Having commented on what he sees has happened in the junior gold sector (which is consistent with how I see it as well) Wright then draws the following conclusions:
• many juniors will not be able to survive these current economic conditions. Those whose stock prices have ‘cratered’ and have little cash ‘are in big trouble’;
• a slowdown in exploration is ‘smashingly bullish’ for gold’s long-term fundamentals. The gold mining industry is already struggling to keep up with growing demand. Less exploration means less discovery, which in turn reduces the ability for gold producers to renew their reserves and build new mines;
• the extremely low market caps of the junior golds will open the door for acquisitions, and a noticeable consolidation in the junior gold stock sector is likely;
• those ‘elite juniors’ with superior management, high-potential projects, and sound financials (among many important fundamentals) will be the ones to survive and thrive. Those ‘select’ juniors will be able to overcome the current ‘malaise’ and eventually provide investors with the spectacular gains they “should expect in this high-gold-price environment”;
• the role of the junior golds in the gold lifecycle has not and will not diminish, as most of the big gold mining companies can’t generate enough organic discoveries to sustain longevity;
• some of the best geologists in the world work for or run junior gold explorers, and these ‘rock jocks’ need to explore for gold where geopolitics and geology may not always be favorable;
• as a result, while the junior gold sector may seem dead, Wright believes that now may be “the best time to consider speculation in this sector”;
• as for picking the junior gold stocks in which to speculate, Wright believes quality is more important now than ever before. Irrespective of their current market capitalizations, the ‘elite juniors’ able to maintain fundamental integrity will recover from their highly-sold-off levels;
• with strong gold prices it is only a matter of time before investors return to the junior gold sector. Wright believes that those investors who buy the ‘elite stocks’ at the current “insanely-low levels” will likely score legendary gains.

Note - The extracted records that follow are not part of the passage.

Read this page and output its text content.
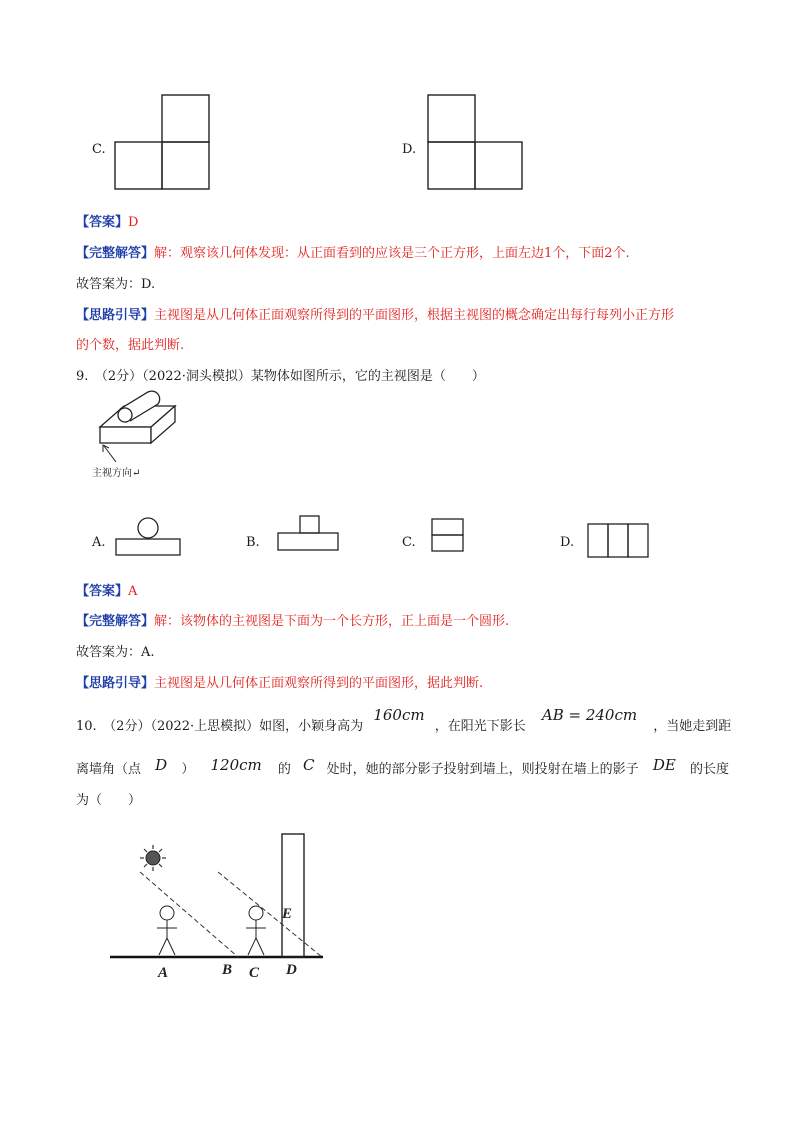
C.	D.
【答案】D
【完整解答】解：观察该几何体发现：从正面看到的应该是三个正方形，上面左边1个，下面2个.
故答案为：D.
【思路引导】主视图是从几何体正面观察所得到的平面图形，根据主视图的概念确定出每行每列小正方形
的个数，据此判断.
9.　（2分）（2022·洞头模拟）某物体如图所示，它的主视图是（　　）
主视方向↵
A.	B.	C.	D.
【答案】A
【完整解答】解：该物体的主视图是下面为一个长方形，正上面是一个圆形.
故答案为：A.
【思路引导】主视图是从几何体正面观察所得到的平面图形，据此判断.
10.　（2分）（2022·上思模拟）如图，小颖身高为 160cm ，在阳光下影长 AB = 240cm ，当她走到距
离墙角（点 D ） 120cm 的 C 处时，她的部分影子投射到墙上，则投射在墙上的影子 DE 的长度
为（　　）
A	B C D
E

Setting aside whether ‘Wright is right’ with respect to now perhaps being “the best time to consider speculation in this sector” and the possibility of ‘legendary gains’, I believe Wright is correct with respect to what is likely to transpire in the junior gold sector by way of consolidation, and what the future likely holds for that sector. For those readers interested in junior gold explorers the StockResearchPortal website is well suited to help ferret out what Wright calls the ‘elite junior golds’. As I have said in prior posts, I consider those to be ones that meet the criteria of having cash on hand to fund at least one year’s operations, and having what appears to be – or pursuant to a pre-feasibility study has been likely determined to be – a commercially viable NI 43-101 Resource or Reserve located in a stable, mining-friendly, political environment physically close to both external infrastructure and third-party internal ore processing and refining infrastructure.
I recommend readers take the time to read Wright’s article in its entirety and in context. I consider the time will be ‘time well spent’ for those interested in the junior gold sector.